Um als Archivar/in arbeiten zu können, ist ein abgeschlossenes grundständiges Studium zwingend erforderlich. Prädestiniert dafür sind die Studiengänge Archivwissenschaft oder auch Informations- und Bibliothekswissenschaft.

Aufgabengebiete vom Archivar

Das Aufgabengebiet eines Archivars ist vielfältig und erfordert in der Regel ein hohes Maß an Verantwortungsbewusstsein. Gleich ob in einem Gericht, einem Amtsgebäude oder aber im Bereich der freien Marktwirtschaft.

Archivare erfüllen wichtige Aufgaben, die nicht selten mit gesetzlichen Auflagen verbunden sind. Entsprechend hoch sind die Gehaltsaussichten für künftige Archivare.

Das durchschnittliche Gehalt als Archivar:

  • ist abhängig von Ausbildung und akademischen Graden und
  • beträgt je nach Aufgabengebiet, Unternehmensgröße und Region bis zu 2.000,00 Euro brutto.

Mit einem Einstiegsgehalt von bis zu 2.000,00 Euro brutto und vielseitigen Aufstiegsmöglichkeiten bietet das Berufsbild der Archivare ein breites Spektrum an lukrativen Karrieremöglichkeiten.

Jedoch ist nicht jede Anstellung als Archivar gleich gut bezahlt.

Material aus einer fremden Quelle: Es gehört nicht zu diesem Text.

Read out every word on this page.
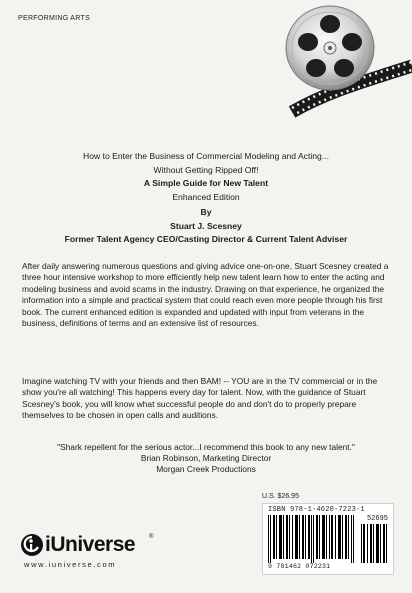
PERFORMING ARTS
How to Enter the Business of Commercial Modeling and Acting...
Without Getting Ripped Off!
A Simple Guide for New Talent
Enhanced Edition
By
Stuart J. Scesney
Former Talent Agency CEO/Casting Director & Current Talent Adviser
After daily answering numerous questions and giving advice one-on-one, Stuart Scesney created a three hour intensive workshop to more efficiently help new talent learn how to enter the acting and modeling business and avoid scams in the industry. Drawing on that experience, he organized the information into a simple and practical system that could reach even more people through his first book. The current enhanced edition is expanded and updated with input from veterans in the business, definitions of terms and an extensive list of resources.
Imagine watching TV with your friends and then BAM! -- YOU are in the TV commercial or in the show you're all watching! This happens every day for talent. Now, with the guidance of Stuart Scesney's book, you will know what successful people do and don't do to properly prepare themselves to be chosen in open calls and auditions.
"Shark repellent for the serious actor...I recommend this book to any new talent."
Brian Robinson, Marketing Director
Morgan Creek Productions
U.S. $26.95
ISBN 978-1-4620-7223-1
52695
9 781462 072231
iUniverse ®
www.iuniverse.com
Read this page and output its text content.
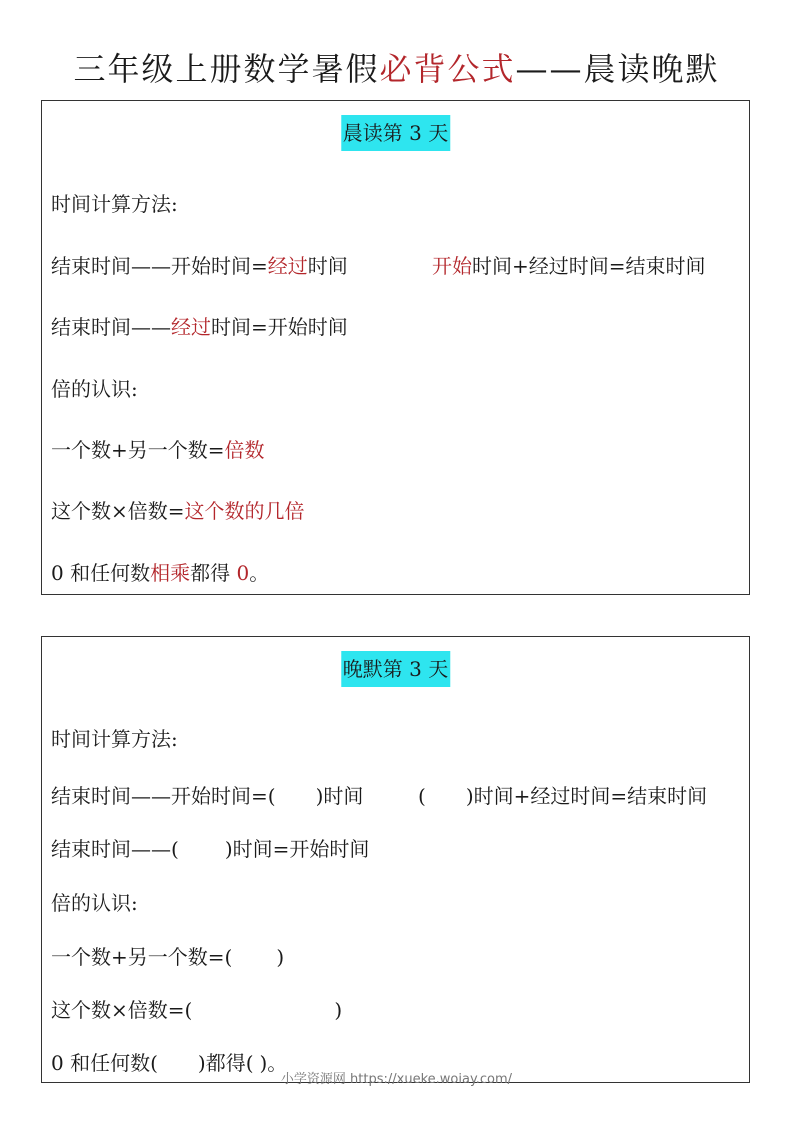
三年级上册数学暑假必背公式——晨读晚默
晨读第 3 天
时间计算方法:
结束时间——开始时间=经过时间	开始时间+经过时间=结束时间
结束时间——经过时间=开始时间
倍的认识:
一个数+另一个数=倍数
这个数×倍数=这个数的几倍
0 和任何数相乘都得 0。
晚默第 3 天
时间计算方法:
结束时间——开始时间=( )时间	( )时间+经过时间=结束时间
结束时间——( )时间=开始时间
倍的认识:
一个数+另一个数=( )
这个数×倍数=(	)
0 和任何数( )都得( )。
小学资源网 https://xueke.woiay.com/
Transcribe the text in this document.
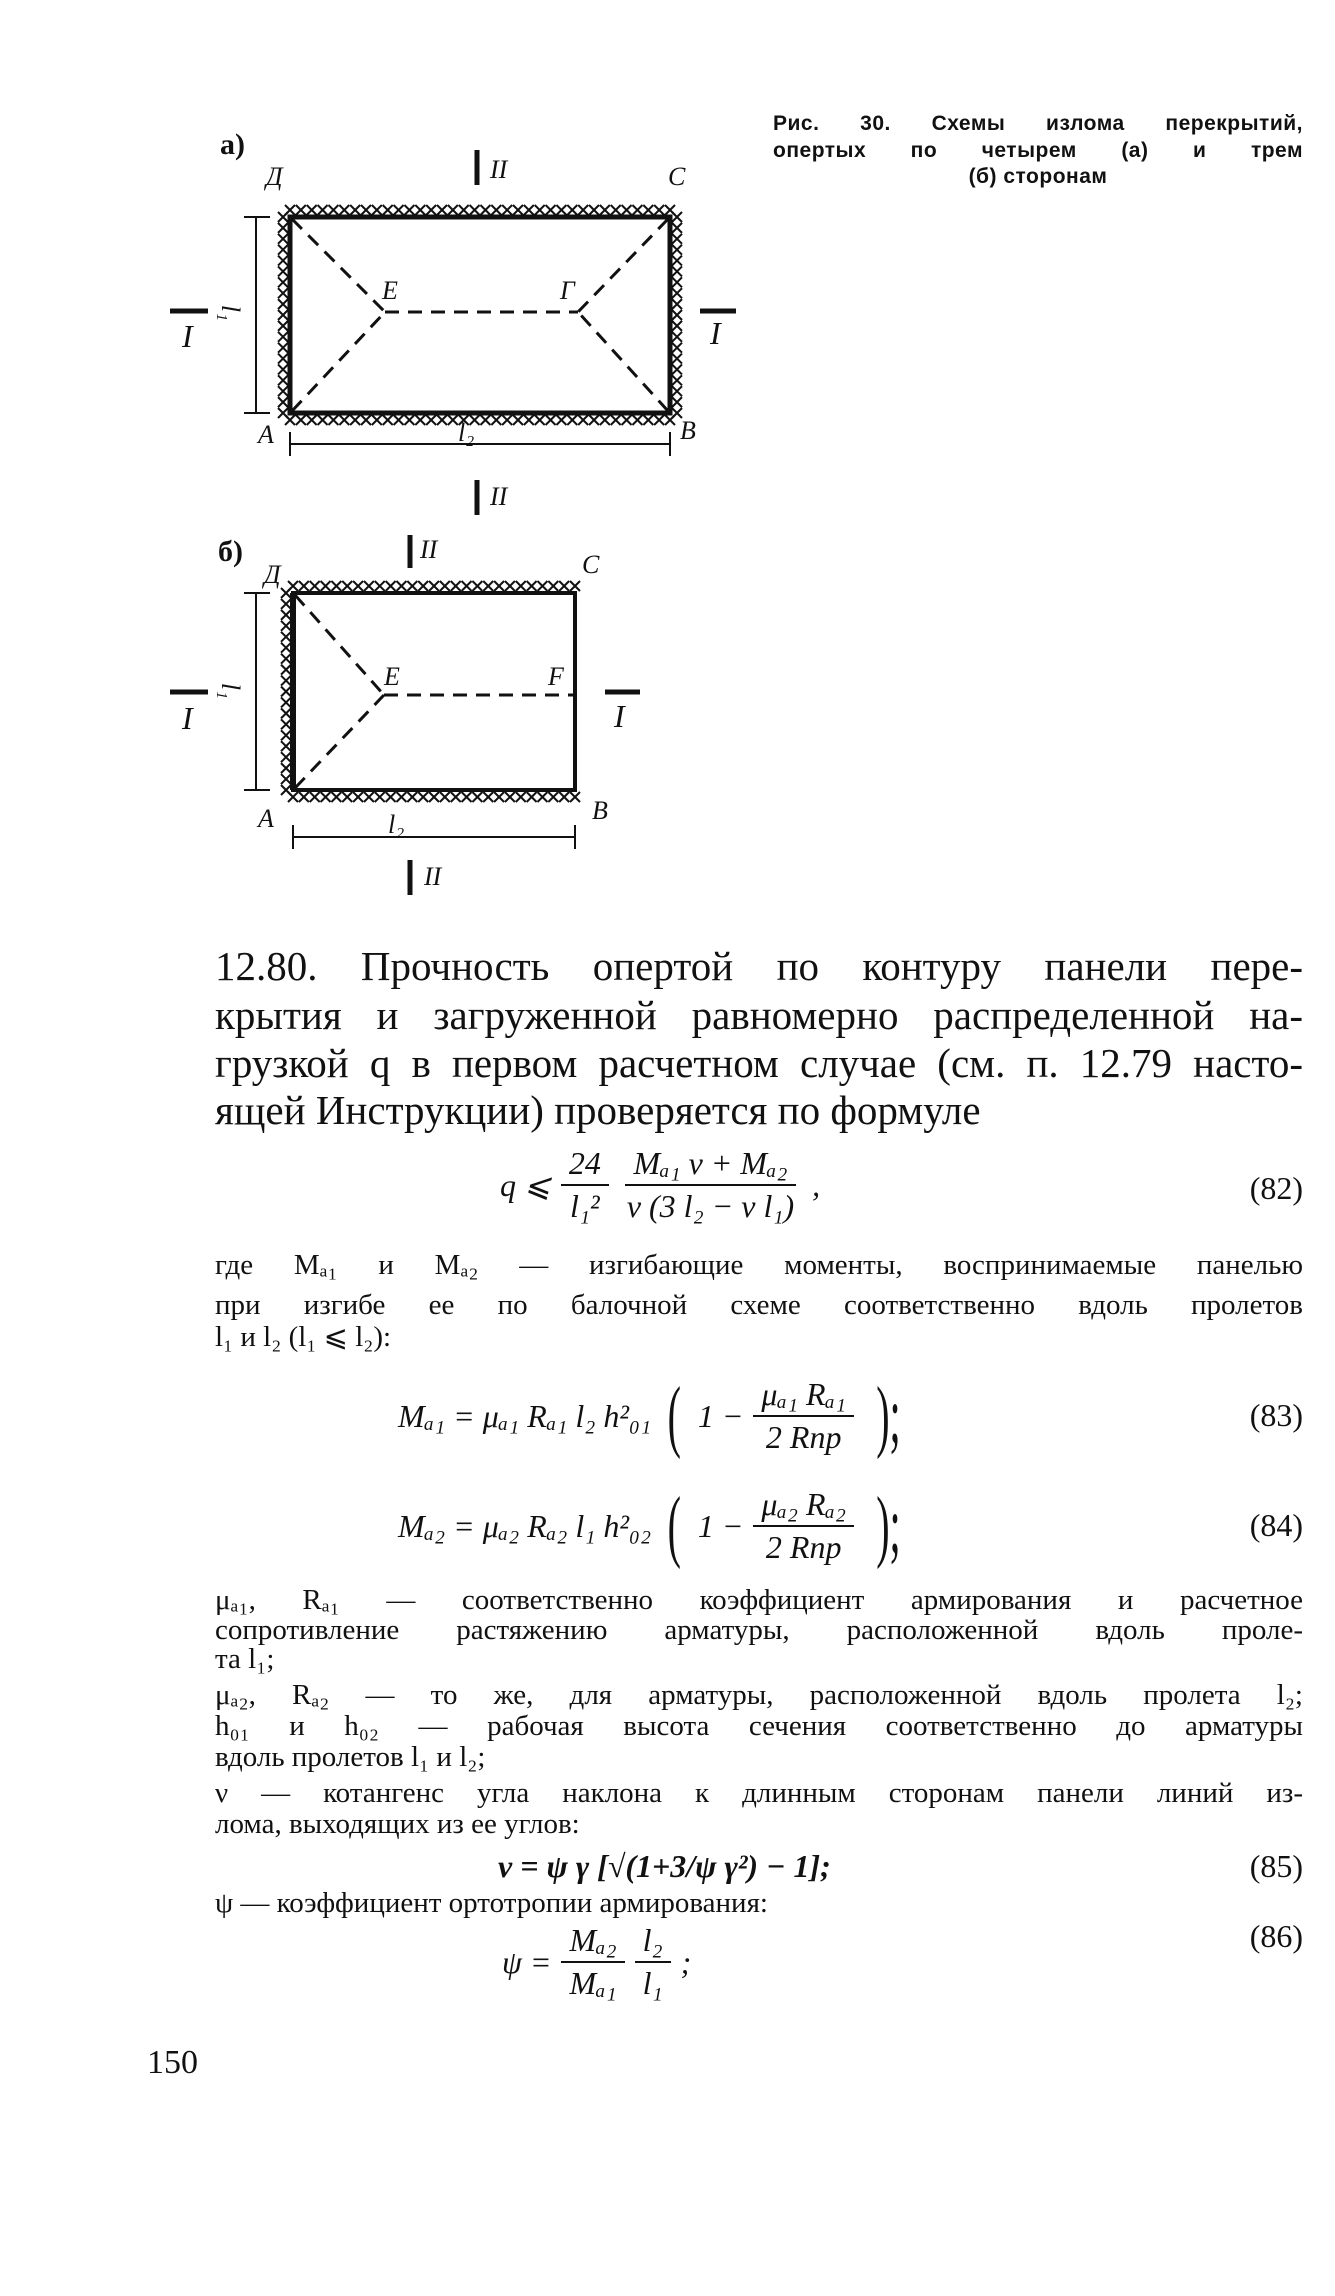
Рис. 30. Схемы излома перекрытий,
опертых по четырем (а) и трем
(б) сторонам
а)
II
II
I	I
Д	С
А	В
Е	Г
l₁
l₂
б)	II
II
I	I
Д	С
А	В
Е	F
l₁
l₂
12.80. Прочность опертой по контуру панели пере-
крытия и загруженной равномерно распределенной на-
грузкой q в первом расчетном случае (см. п. 12.79 насто-
ящей Инструкции) проверяется по формуле
q ⩽ $\frac{24}{\text{l₁²}} \frac{\text{Mₐ₁ ν + Mₐ₂}}{\text{ν (3 l₂ − ν l₁)}}$ ,	(82)
где Mₐ₁ и Mₐ₂ — изгибающие моменты, воспринимаемые панелью
при изгибе ее по балочной схеме соответственно вдоль пролетов
l₁ и l₂ (l₁ ⩽ l₂):
Mₐ₁ = μₐ₁ Rₐ₁ l₂ h²₀₁ ( $1 - \frac{\text{μₐ₁ Rₐ₁}}{\text{2 Rпр}}$ );	(83)
Mₐ₂ = μₐ₂ Rₐ₂ l₁ h²₀₂ ( $1 - \frac{\text{μₐ₂ Rₐ₂}}{\text{2 Rпр}}$ );	(84)
μₐ₁, Rₐ₁ — соответственно коэффициент армирования и расчетное
сопротивление растяжению арматуры, расположенной вдоль проле-
та l₁;
μₐ₂, Rₐ₂ — то же, для арматуры, расположенной вдоль пролета l₂;
h₀₁ и h₀₂ — рабочая высота сечения соответственно до арматуры
вдоль пролетов l₁ и l₂;
ν — котангенс угла наклона к длинным сторонам панели линий из-
лома, выходящих из ее углов:
ν = ψ γ [√(1+3/ψ γ²) − 1];	(85)
ψ — коэффициент ортотропии армирования:
$\psi = \frac{\text{Mₐ₂}}{\text{Mₐ₁}} \frac{\text{l₂}}{\text{l₁}}$ ;
(86)
150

Ein Archivar erhält je Alter durchschnittlich:

  • rund 1.600,00 Euro brutto mit 25 Jahren.
  • rund 2.600,00 Euro brutto mit 35 Jahren.
  • rund 2.400,00 Euro brutto mit 45 Jahren.

Zudem kann die gezielte Weiterbildung erheblichen Einfluss auf die Gehaltsberechnung nehmen.

  • Archivare, die in besonderen Behörden tätig sind und dort besondere Dokumente oder Daten zu verwalten haben, benötigen bestimmte Voraussetzungen und Eignungen und dürfen somit ein höheres Gehalt erwarten als ein Archivar, der zum Beispiel in einem Rathaus die Verwaltung der Bürgerdaten betreut.

Karrierechancen als Archivar

Wer ein Bachelorstudium abgeschlossen hat und die nötige Qualifikation mitbringt, der kann sich durch ein Masterstudium weiterqualifizieren. Möglich ist dies in den Fächern Archiv-, Bibliotheks- oder Informationswissenschaft.

Mit den erforderlichen Fähigkeiten bietet sich eine weitere universitäre Karriere in Form einer Promotion und evtentueller Habilitation an.
Allerdings kann die Promotion auch für die Karriere in der Privatwirtschaft von Vorteil sein. Hier kann sie dafür sorgen, dass der promovierte Archivar leichter eine gehobene Stellung erhält.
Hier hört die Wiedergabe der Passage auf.